Of course, that warning came too late for anyone in the packed house on Monday at Amway Center unaware of the singer’s new shock-oriented approach. And it ignored the bigger threat that some impressionable young music fans might mistake these songs for something destined to last.
From the grand entrance, when Cyrus slid down a giant tongue unfurled from a video of her face to do “SMS (Bangerz),” to her innuendo-laden exit astride a giant flying hot dog, the show reflected its star:
An attention-grabbing two-hour train wreck of excesses built on a flimsy musical foundation.

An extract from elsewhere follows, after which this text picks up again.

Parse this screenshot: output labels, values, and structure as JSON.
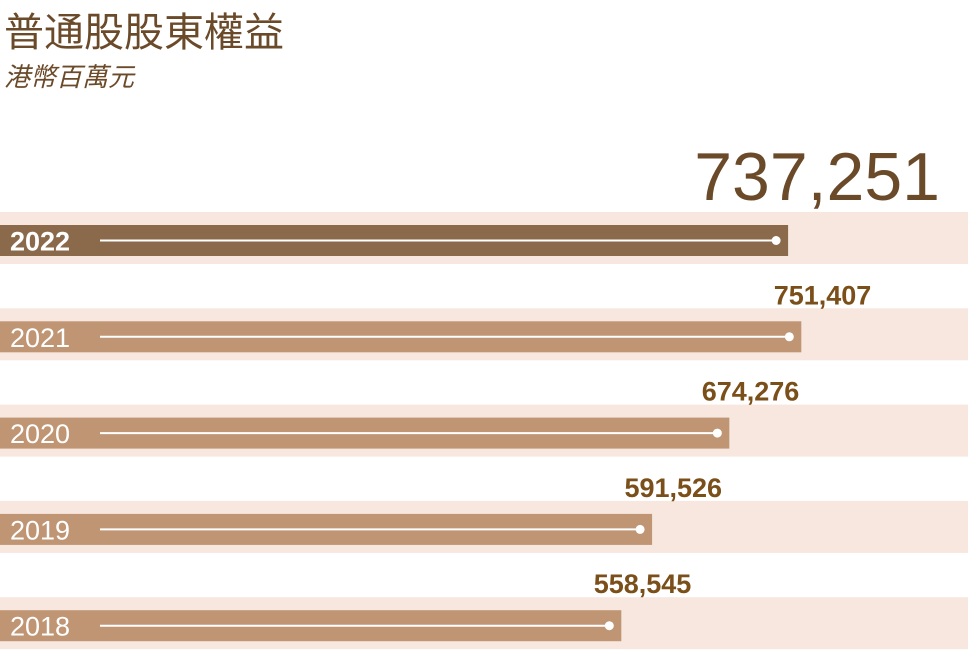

Would the stunts be enough to lift the vacuous songs? Mostly, yes.
With hundreds of balloons decorating the lower bowl, a stage that belched smoke and a cast of furry characters that looked like extras on a pre-school TV show on acid, there was always something to see.
For all the content concerns, Cyrus kept her clothes on to deliver beat-driven songs such as “4X4,” “We Can’t Stop” and “Wrecking Ball.”
The outfits were controversial enough, such as the marijuana-leaf bodysuit that accessorized “Love Money Party,” performed by Cyrus atop a shiny convertible.
She seemed to take a sexual interest in the car’s hood and later cavorted on a bed with her dancers. Yet with the exception of a bondage-themed video segment, such scenes were cartoonish, like the Ren & Stimpy-style animation on the video screen. She lost more role-model points for constantly using the F-word between songs.
In an acoustic set on a satellite stage, Cyrus turned country with credibility for Dolly Parton’s “Jolene” and Bob Dylan’s “You’re Gonna Make Me Lonesome When You Go.” Still, the stripped-down set was odd in a show otherwise more about stripping.
Not to worry. When Cyrus got physical with a faux Abraham Lincoln in the closing “Party in the U.S.A.,” it suggested a new, unfortunate, twist on the notion of “conceived in liberty.”
But what better partner than Lincoln, who observed that you can fool some of the people all the time?